The changes must be reasonable, taking the resident's interests into account, and be clearly communicated.
The guidelines also cover other areas such as visiting rights, the obligations of a nursing home in event of an accident, and refunds after the death.
Wording such as "in accordance with all legislative and regulatory requirements" are too vague and uncertain, leaving residents confused, according to the guidelines.
Isolde Goggin, chair of the CCPC, said: "The decision to move into residential care is usually taken in stressful circumstances. For many people, there are limited options to choose from and moving to another nursing home, if you are not happy, is not feasible.
"Residents are particularly vulnerable and if there is a lack of transparency in contracts of care, they run the risk of being tied into terms and conditions that they don't understand or that they would never knowingly agree to.
"It is vital that nursing homes are fair and transparent in how they draw up residents' contracts. We have developed these guidelines to help service providers understand and comply with their obligations and in doing so set a standard for contracts of care into the future.
"Over the coming days, nursing homes across Ireland will be receiving a copy of the guidelines. It is now up to each nursing home provider to review their standard form contracts of care to ensure that they are in compliance with consumer protection law. After a period of time to allow for any changes to be made, the CCPC plans to again assess compliance in the sector."
The CCPC website provides an information booklet for consumers on the guidelines and a template letter for residents or relatives who want to raise concerns with their nursing home provider.
"The law protects consumers from standard form contracts which are imbalanced in favour of a business to the disadvantage of a consumer," it says.
What the new recommendations want brought in
:: PLAIN, simple language must be used.
:: Important terms should be given prominence and not hidden in small print.
:: In the case of a guarantor, all details must be provided. No “catch all” term on passing on obligations.
:: Any term which limits or restricts the liability of a nursing home in the event of negligence or failure to address a hazard is illegal.
:: If there is a breach of contract, the nursing home is entitled to recover what is owed. But the resident should not be asked for a sum that is disproportionate and unfair.

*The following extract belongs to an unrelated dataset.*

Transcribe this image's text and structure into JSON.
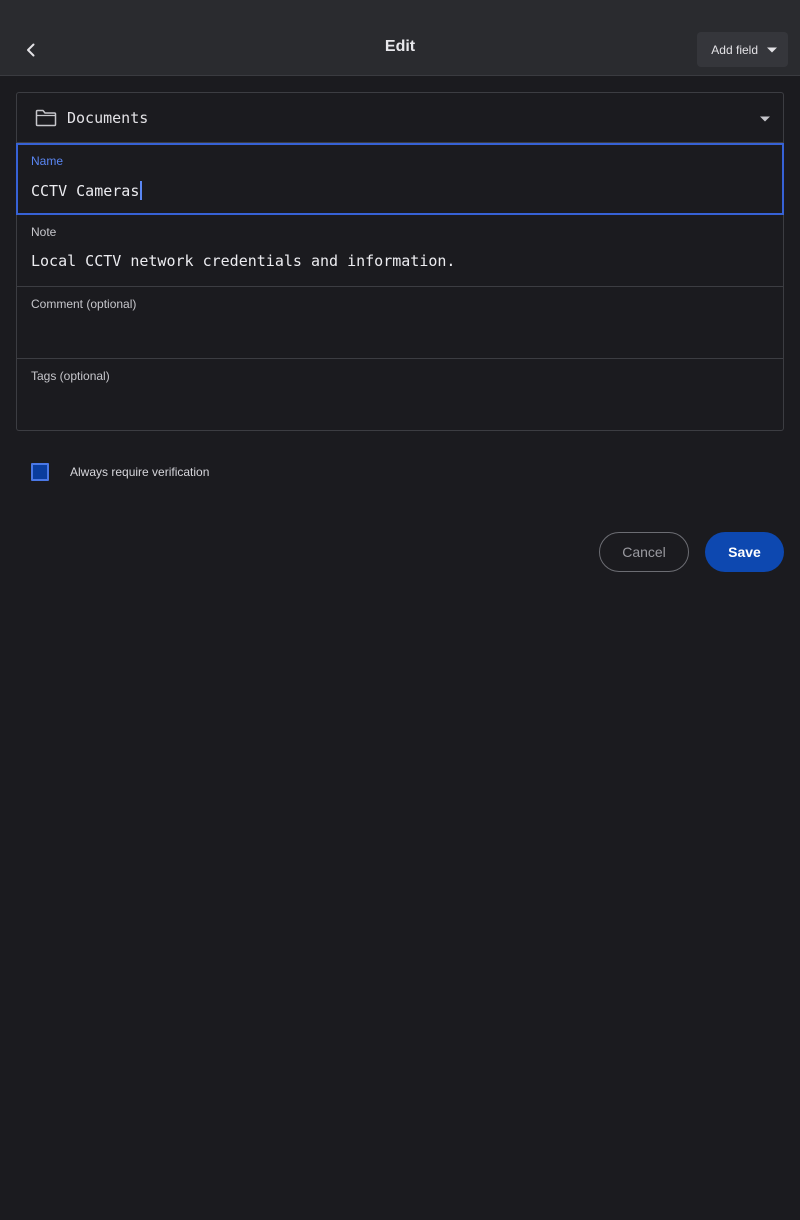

:: The contract should not unreasonably restrict a resident from receiving visitors. Restrictions should be set out in the contract.
:: A nursing home cannot terminate the contract with immediate effect.
:: The contract should outline what should happen during a nursing home resident’s extended period of absence.
:: Where a nursing home makes financial savings during a resident’s period of absence the contract should provide for a fee reduction.
:: The balance of fees should be refunded after death.
:: There can be legitimate reasons for changes to a contract of care, but this must be agreed with the resident in advance and not done in a unilateral manner.
:: All additional out-of-pocket fees should ideally be included in the upfront fee for the services provided. Where this is not possible the resident has to be told what fees are mandatory or optional.
:: The contract can’t simply say “fees are subject to review and can be increased”.
:: Terms which give nursing home owners an out clause such as “use best endeavours” are not allowed.